Karnage punched the walls of the sphere. His Sanity Patch buzzed “Frothy Cream” as the entire sphere rocked forward, tilting and listing. Karnage braced his hands and feet against the walls of the sphere, trying to right himself. The sphere stopped listing. Bracing with his other limbs, Karnage lifted a foot and kicked hard into the sphere. Cracks bloomed out under his boot and the sphere jerked down. His Sanity Patch crooned “Sandy Dreams.” He lifted his leg, and kicked into the cracks. His foot smashed through. The yellow smoke poured out through the hole, and the sphere plummeted.
It crashed into a hard surface, shattering everywhere. Karnage coughed as thick plumes of yellow smoke puffed out of his lungs. It tasted worse than it smelled. He retched and gagged until nothing but spit came out. Throat raw and nostrils burning, he felt like he’d been breathing hot ash. He lay against the floor trying to catch his breath and draw in clean air, but the stench lingered. Finally, he pulled himself to his feet.
He stood in a gleaming metal chamber that was all angles. Thick translucent tubes wound across the walls, creating squiggling patterns. Green light flowed through the tubes with the occasional blip of white streaked through the green. The lights pulsed and flowed like blood pumping through veins. Karnage touched one of the squiggles. The white bursts spun around his fingers a moment, as if scanning them, then sped off. He felt the heat of each green pulse. This is it, he thought. The belly of the beast.
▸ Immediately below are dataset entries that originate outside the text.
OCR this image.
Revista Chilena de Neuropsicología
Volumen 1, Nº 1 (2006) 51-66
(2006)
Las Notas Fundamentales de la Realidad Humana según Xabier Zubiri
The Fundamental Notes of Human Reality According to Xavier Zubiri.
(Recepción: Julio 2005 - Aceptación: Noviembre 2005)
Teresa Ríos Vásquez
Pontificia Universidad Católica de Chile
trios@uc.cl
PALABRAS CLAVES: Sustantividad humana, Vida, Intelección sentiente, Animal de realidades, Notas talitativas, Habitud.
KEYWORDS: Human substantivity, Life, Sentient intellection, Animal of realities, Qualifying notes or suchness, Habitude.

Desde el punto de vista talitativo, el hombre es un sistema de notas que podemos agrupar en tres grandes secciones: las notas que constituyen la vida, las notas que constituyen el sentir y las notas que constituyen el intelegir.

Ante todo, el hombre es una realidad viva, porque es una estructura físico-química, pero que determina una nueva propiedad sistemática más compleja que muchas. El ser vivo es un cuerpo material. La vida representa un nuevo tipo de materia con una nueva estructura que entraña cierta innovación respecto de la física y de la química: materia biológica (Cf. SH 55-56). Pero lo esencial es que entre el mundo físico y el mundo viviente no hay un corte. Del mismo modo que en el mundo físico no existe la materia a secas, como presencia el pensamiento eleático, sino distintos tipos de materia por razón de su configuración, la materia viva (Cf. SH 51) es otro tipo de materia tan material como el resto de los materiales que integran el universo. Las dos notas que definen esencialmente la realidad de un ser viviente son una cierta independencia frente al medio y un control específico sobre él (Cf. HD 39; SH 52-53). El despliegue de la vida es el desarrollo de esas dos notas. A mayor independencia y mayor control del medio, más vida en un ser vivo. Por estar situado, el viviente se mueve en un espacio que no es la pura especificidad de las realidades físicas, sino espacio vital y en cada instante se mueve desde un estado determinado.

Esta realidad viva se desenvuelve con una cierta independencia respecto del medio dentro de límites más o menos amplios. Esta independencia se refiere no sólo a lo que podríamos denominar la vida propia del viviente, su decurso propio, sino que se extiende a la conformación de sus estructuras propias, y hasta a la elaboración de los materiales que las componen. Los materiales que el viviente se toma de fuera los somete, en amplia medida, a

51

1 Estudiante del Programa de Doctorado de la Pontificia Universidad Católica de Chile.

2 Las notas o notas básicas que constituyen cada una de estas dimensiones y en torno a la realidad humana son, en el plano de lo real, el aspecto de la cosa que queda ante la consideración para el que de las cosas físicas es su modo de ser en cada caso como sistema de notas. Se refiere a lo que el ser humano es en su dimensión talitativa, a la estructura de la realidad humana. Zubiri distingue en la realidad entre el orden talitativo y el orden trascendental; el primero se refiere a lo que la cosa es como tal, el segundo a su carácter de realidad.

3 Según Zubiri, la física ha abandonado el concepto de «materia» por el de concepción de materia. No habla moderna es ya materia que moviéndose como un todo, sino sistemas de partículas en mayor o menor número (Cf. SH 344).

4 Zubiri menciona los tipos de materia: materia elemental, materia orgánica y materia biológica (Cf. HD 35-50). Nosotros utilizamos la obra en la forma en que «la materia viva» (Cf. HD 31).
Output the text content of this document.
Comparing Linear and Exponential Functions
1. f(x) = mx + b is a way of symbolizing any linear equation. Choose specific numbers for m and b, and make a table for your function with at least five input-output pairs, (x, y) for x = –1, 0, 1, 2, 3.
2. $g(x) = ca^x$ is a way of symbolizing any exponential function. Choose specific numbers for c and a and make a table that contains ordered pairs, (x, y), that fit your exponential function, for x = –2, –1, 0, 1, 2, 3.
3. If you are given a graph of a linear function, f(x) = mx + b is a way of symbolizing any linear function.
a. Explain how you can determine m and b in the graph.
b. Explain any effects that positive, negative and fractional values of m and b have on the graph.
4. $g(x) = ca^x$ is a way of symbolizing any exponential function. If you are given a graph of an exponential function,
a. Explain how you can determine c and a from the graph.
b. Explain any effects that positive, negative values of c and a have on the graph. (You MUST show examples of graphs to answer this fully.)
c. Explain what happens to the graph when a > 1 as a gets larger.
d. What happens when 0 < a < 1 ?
The path of the squiggles was interrupted by an arched doorway large enough to fit a commuter train. The door looked to be made of a spiral of roughly hewn blades. The squiggles cut a path around the door, collecting around a nodule of translucent spheres that throbbed and fluttered in time with the light passing through it. Support beams in the shape of talons flowed up the walls into the curved ceiling. Pearl-coloured spheres hovered above him, nestled together in the apex of the ceiling’s curvature.
As light glowed fiercely around the door and collected in the nodule, the blades of the door spiralled open. Karnage pressed himself up against the wall. His heart beat in his chest. He was about to get his first glimpse of an alien. Another pearl-coloured sphere floated into the room, and the door closed behind it. The sphere began to rise towards the ceiling. As it did so, a dark shape floated down against the side of the sphere. It was human. Karnage awkwardly made a grab at the sphere, pulling it back down so he could peer inside. The human shape touched the side of the sphere, and Karnage saw the face of the person inside. It was Sydney. Her eyes were closed. Her knees were curled up to her chest, her arms gently wrapped around them. She looked like she was sleeping.